A closer look at Nvidia’s Kepler GPU

Nvidia recently debuted its long-awaited Kepler GPU lineup, which is based on 28-nanometer (nm) process technology and succeeds the 40-nm Fermi.



As you may recall, Kepler is Nvidia’s first new graphics architecture in several years. As the successor to Fermi, it is likely to form the basis of graphics products for the next few years on TSMC’s 28nm process. 

Indeed, according to Silicon Valley analyst David Kanter, the GTX 680 is the first real implementation of Kepler and demonstrates excellent results.

“The aggregate single precision shader performance is 3TFLOP/s at the base frequency, about 2.4× faster than the GTX 560. Perhaps the most encouraging part of the story is that Kepler appears to be remarkably area and power efficient,” Kanter wrote in an analysis posted on RealWorld Tech.

“The GTX 680 is a 195W TDP card and the GPU packs in 3.54B transistors in 294mm2. Previous generations from Nvidia were quite inefficient, likely due to the focus on general purpose computational workloads. [However], the first Kepler products significantly improve the GFLOP/S/W and GFLOP/S/mm2 beyond simply process technology scaling, which bodes well for the architecture.”



As an added bonus, says Kanter, Nvidia’s memory interfaces seem to have finally matured, as memory was a persistent weakness in every Nvidia GPU and a significant competitive disadvantage over the past 4-5 years.

Nevertheless, the GTX 680’s GDDR5 memory has caught up with and even exceeded AMD by reaching 6GT/s. 

Kanter also opined that Nvidia’s Kepler core remains a “poor fit” for non-consumer compute applications, as the excellent efficiency for graphics has undoubtedly come at the cost of general purpose workloads.
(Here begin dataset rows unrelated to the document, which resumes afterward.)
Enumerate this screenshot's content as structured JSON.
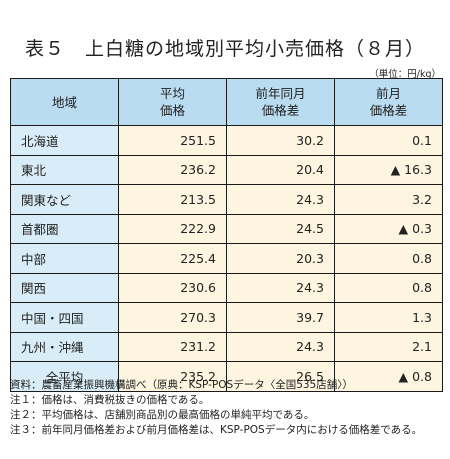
{
  "title": "表５　上白糖の地域別平均小売価格（８月）",
  "unit": "（単位：円/kg）",
  "headers": {
    "region": "地域",
    "avg_line1": "平均",
    "avg_line2": "価格",
    "yoy_line1": "前年同月",
    "yoy_line2": "価格差",
    "mom_line1": "前月",
    "mom_line2": "価格差"
  },
  "rows": [
    {
      "region": "北海道",
      "avg": "251.5",
      "yoy": "30.2",
      "mom": "0.1"
    },
    {
      "region": "東北",
      "avg": "236.2",
      "yoy": "20.4",
      "mom": "▲ 16.3"
    },
    {
      "region": "関東など",
      "avg": "213.5",
      "yoy": "24.3",
      "mom": "3.2"
    },
    {
      "region": "首都圏",
      "avg": "222.9",
      "yoy": "24.5",
      "mom": "▲ 0.3"
    },
    {
      "region": "中部",
      "avg": "225.4",
      "yoy": "20.3",
      "mom": "0.8"
    },
    {
      "region": "関西",
      "avg": "230.6",
      "yoy": "24.3",
      "mom": "0.8"
    },
    {
      "region": "中国・四国",
      "avg": "270.3",
      "yoy": "39.7",
      "mom": "1.3"
    },
    {
      "region": "九州・沖縄",
      "avg": "231.2",
      "yoy": "24.3",
      "mom": "2.1"
    },
    {
      "region": "全平均",
      "avg": "235.2",
      "yoy": "26.5",
      "mom": "▲ 0.8"
    }
  ],
  "notes": [
    {
      "prefix": "資料：",
      "text": "農畜産業振興機構調べ（原典：KSP-POSデータ〈全国535店舗〉）"
    },
    {
      "prefix": "注１：",
      "text": "価格は、消費税抜きの価格である。"
    },
    {
      "prefix": "注２：",
      "text": "平均価格は、店舗別商品別の最高価格の単純平均である。"
    },
    {
      "prefix": "注３：",
      "text": "前年同月価格差および前月価格差は、KSP-POSデータ内における価格差である。"
    }
  ]
}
“Nvidia’s architects made a conscious choice to quadruple the FLOPs for each core, but only double the bandwidth for shared data,” Kanter explained.



“The result? The older Fermi generation is substantially better suited to general purpose workloads and will continue to be preferred for many applications.”



Simply put, notes Kanter, it is highly likely that Nvidia’s upcoming compute products will use a core that is tuned for general purpose workloads. Such a revamped core would be a derivative of Kepler, designed to re-use as much of the engineering effort as possible, but with several significant changes.



Kanter concluded his analysis by emphasizing that Kepler represents a “tremendous milestone” for Nvidia.

“It eliminates the efficiency flaws that were found in previous generations, demonstrates good memory bandwidth, the start of a DVFS strategy and robust execution at 28nm. The graphics performance is excellent, with no compromises, and attractive power and area efficiency. This success stems from tuning the Kepler core almost exclusively for graphics.

“Going forward, it appears that Nvidia’s strategy will rely on two divergent designs; one specialized for graphics and the other for compute workloads. In the next few months, it should become apparent how this will play out, but for now the graphics side looks good,” he added.